OpenShift v3 Diagnostics
This is a tool to help administrators and users resolve common problems
that occur with OpenShift v3 deployments. It will likely remain
under continuous development as the OpenShift Origin project progresses.
The goals of the diagnostics tool are summarized in this Trello
card. Diagnostics are included as an
openshift
binary sub-command that analyzes OpenShift as it finds it,
whether from the perspective of an OpenShift client or on an OpenShift
host.
Expected environment
OpenShift can be deployed in many ways: built from source, included
in a VM image, in a Docker image, or as enterprise RPMs. Each of these
would imply different configuration and environment. In order to keep
assumptions about environment to a minimum, the diagnostics have been
added to the openshift
binary itself so that wherever there is an
OpenShift server or client, the diagnostics can run in the exact same
environment.
Diagnostics looks for config files in standard locations. If not found,
related diagnostics are just skipped. Non-standard locations can be
specified with flags.
Standard config file locations are:
- Client:
- as indicated by --config flag
- as indicated by $KUBECONFIG env var
- ~/.kube/config file
- Master:
- as indicated by --master-config flag
- /etc/openshift/master/master-config.yaml
- Node:
- as indicated by --node-config flag
- /etc/openshift/node/node-config.yaml
Host environment
Master/node diagnostics will be most useful in a specific target
environment, which is a deployment using RPMs and ansible deployment
logic. This provides two major benefits:
- master/node configuration is based on a configuration file in a standard location
- all components log to journald
Having configuration files where ansible places them means you will generally
not even need to specify where to find them. Running:
oc ex diagnostics
by itself will look for master and node configs (in addition to client
config file) in the standard locations and use them if found; so this
should make the ansible-installed use case as simple as possible. It's also
very easy to use configuration files when they are not in the expected
Enterprise locations:
oc ex diagnostics --master-config=... --node-config=...

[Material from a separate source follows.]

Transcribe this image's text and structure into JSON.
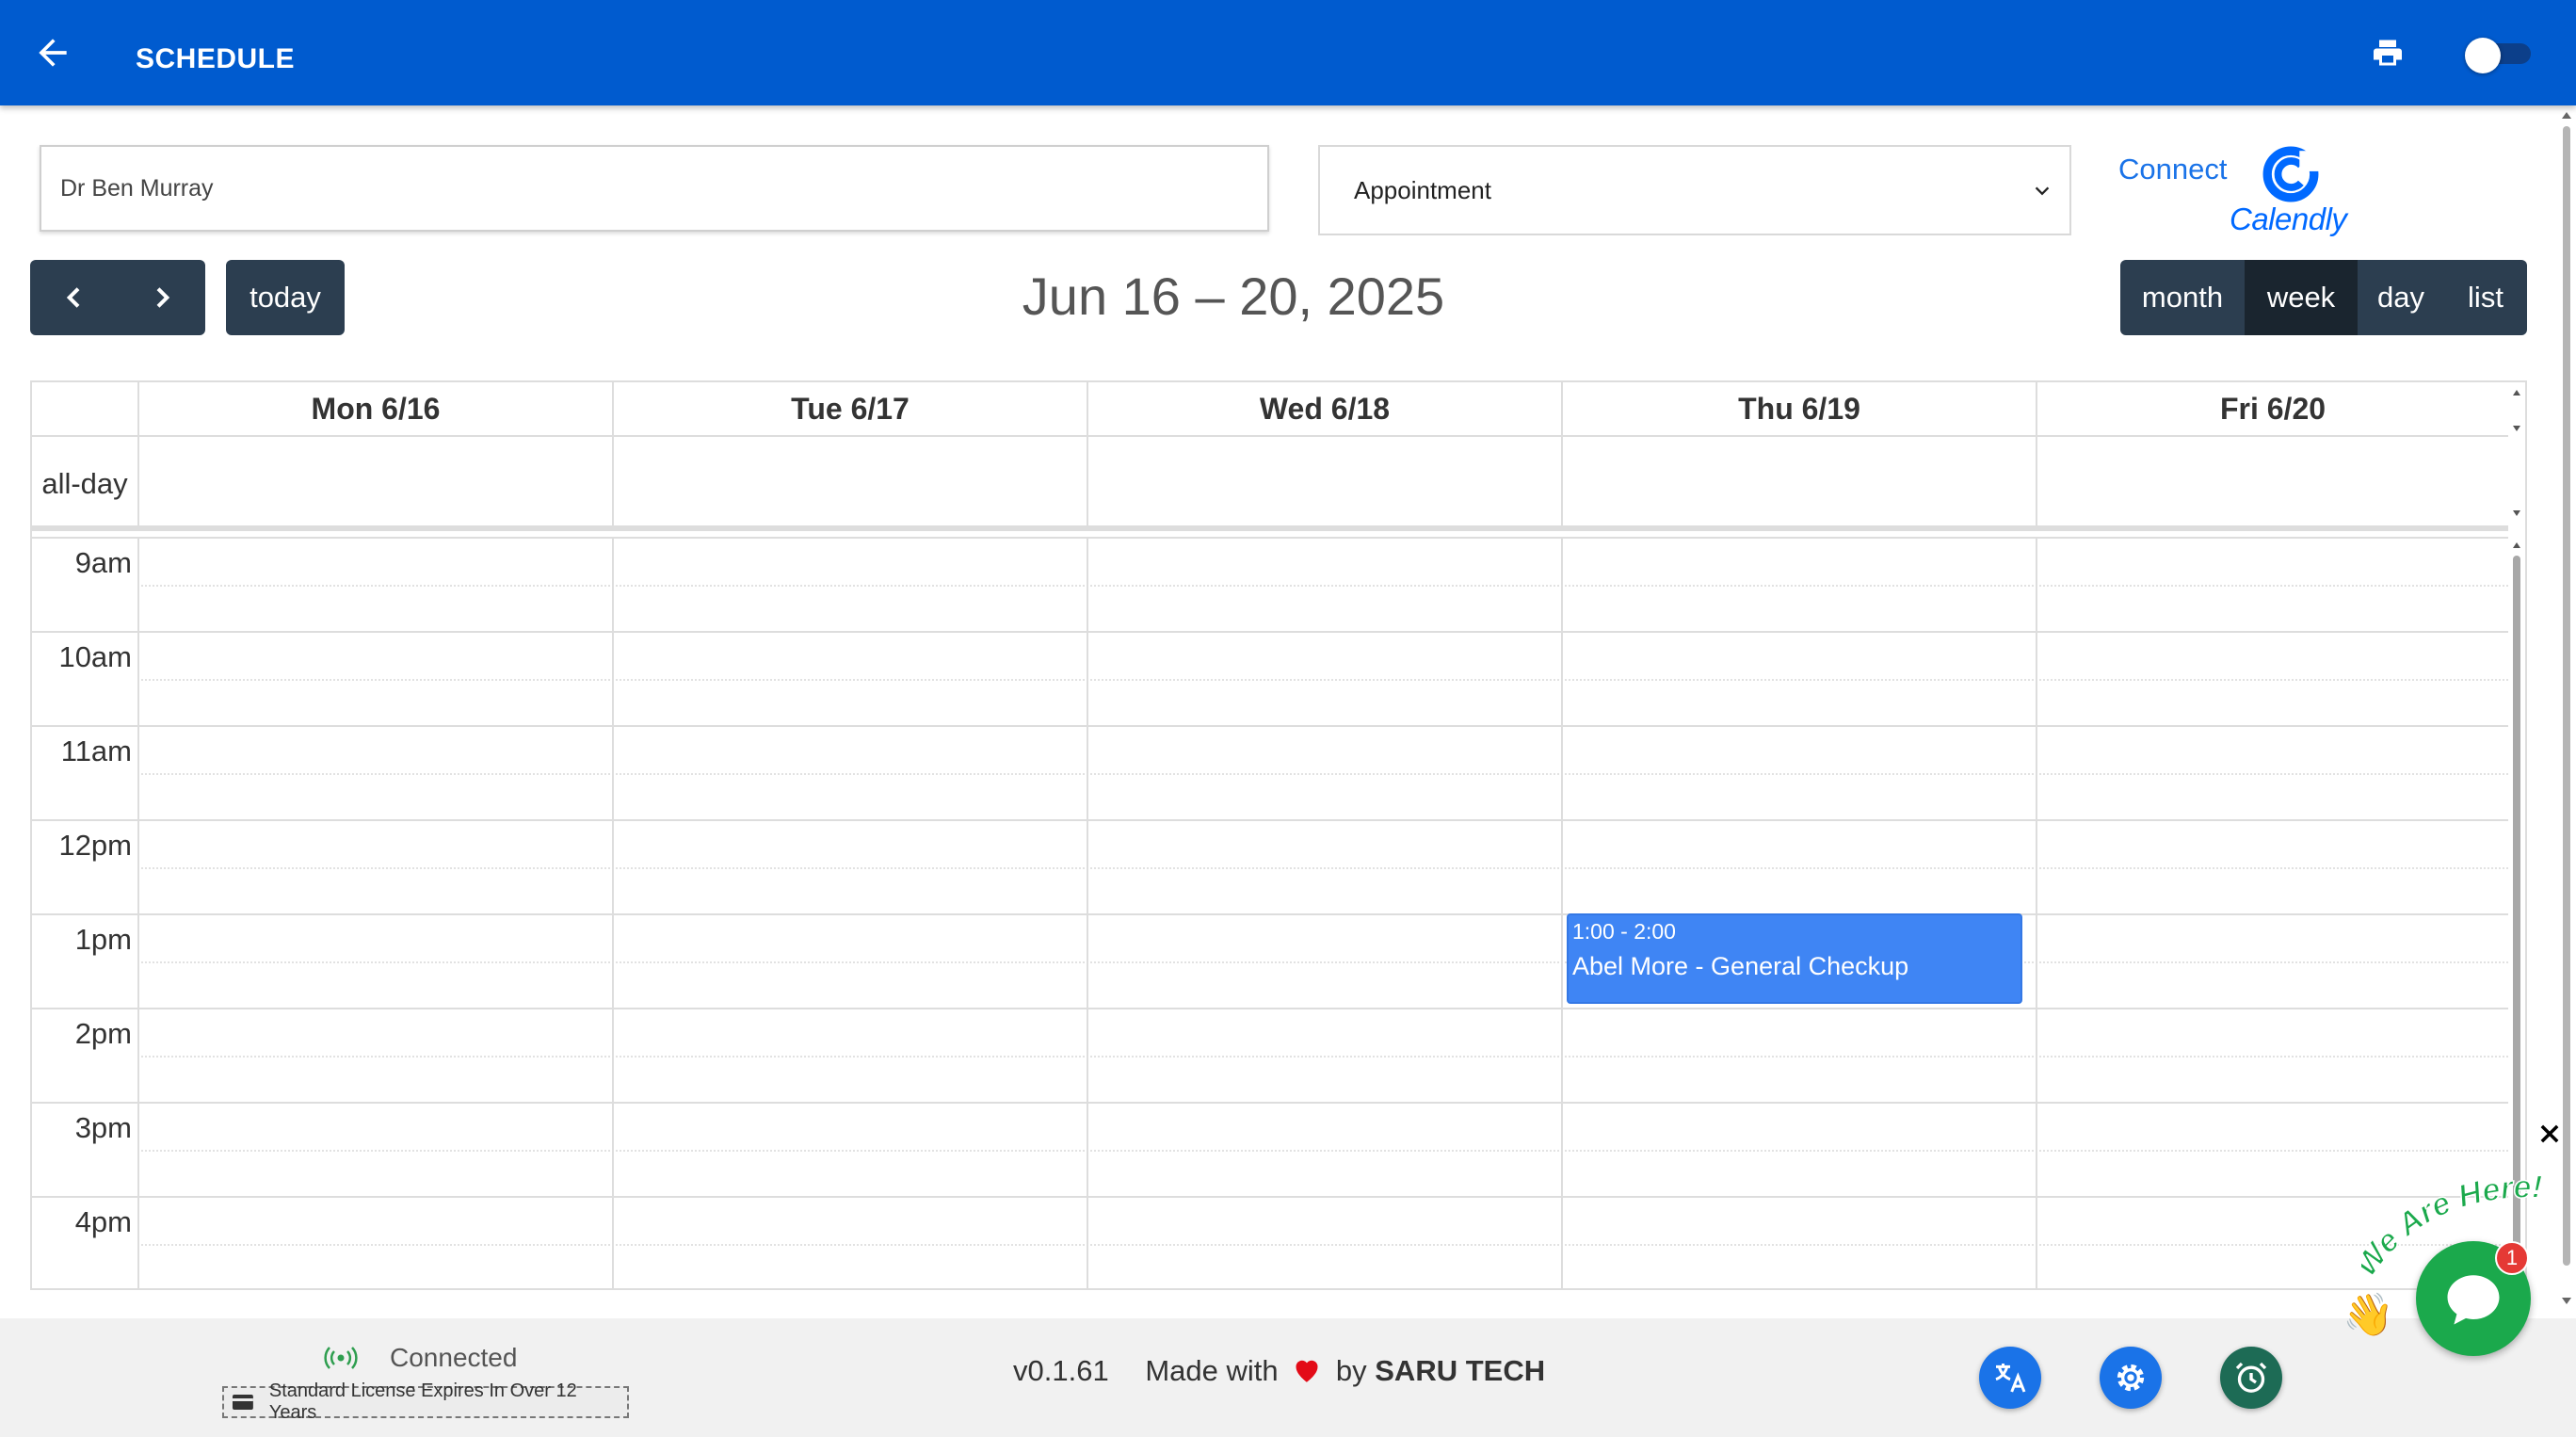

Having logs in journald is necessary for the current log analysis
logic. Other usage may have logs going into files, output to stdout,
combined node/master... it may not be too hard to extend analysis to
other log sources but the priority has been to look at journald logs
as created by components in systemd-based deployments (including docker,
openvswitch, etc.).
Client environment
The user may only have access as an ordinary user, as a cluster-admin
user, and/or may be running on a host where OpenShift master or node
services are operating. The diagnostics will attempt to use as much
access as the user has available.
A client with ordinary access should be able to diagnose its connection
to the master and look for problems in builds and deployments for the
current context.
A client with cluster-admin access should be able to diagnose the
status of infrastructure.
Writing diagnostics
Developers are encouraged to add to the available diagnostics as they
encounter problems that are not easily communicated in the normal
operations of the program, for example components with misconfigured
connections, problems that are buried in logs, etc. The sanity you
save may be your own.
A diagnostic is an object that conforms to the Diagnostic interface
(see pkg/diagnostics/types/diagnostic.go). The diagnostic object should
be built in one of the builders in the pkg/cmd/admin/diagnostics
package (based on whether it depends on client, cluster-admin, or host
configuration). When executed, the diagnostic logs its findings into
a result object. It should be assumed that they may run in parallel.
Diagnostics should prefer providing information over perfect accuracy,
as they are the first line of (self-)support for users. On the other
hand, judgment should be exercised to prevent sending users down useless
paths or flooding them with non-issues that obscure real problems.
- Errors should be reserved for things that are almost certainly broken
or causing problems, for example a broken URL.
- Warnings indicate issues that may be a problem but could be valid for
some configurations / situations, for example a node being disabled.
Message IDs
All messages should have a unique, unchanging, otherwise-meaningless
message ID to facilitate the user greping for specific errors/warnings
without having to depend on text that may change. Although nothing yet
depends on them being unique, the message ID scheme attempts to ensure
they are. That scheme is:
Initials of package + index of file in package + index of message in file
E.g. "DClu1001" is in package diagnostics/cluster (which needed to be
differentiated from diagnostics/client), the first file indexed, and
the first message in the file. This format is not important; it's just
a convenience to help keep IDs unique. But don't change existing IDs.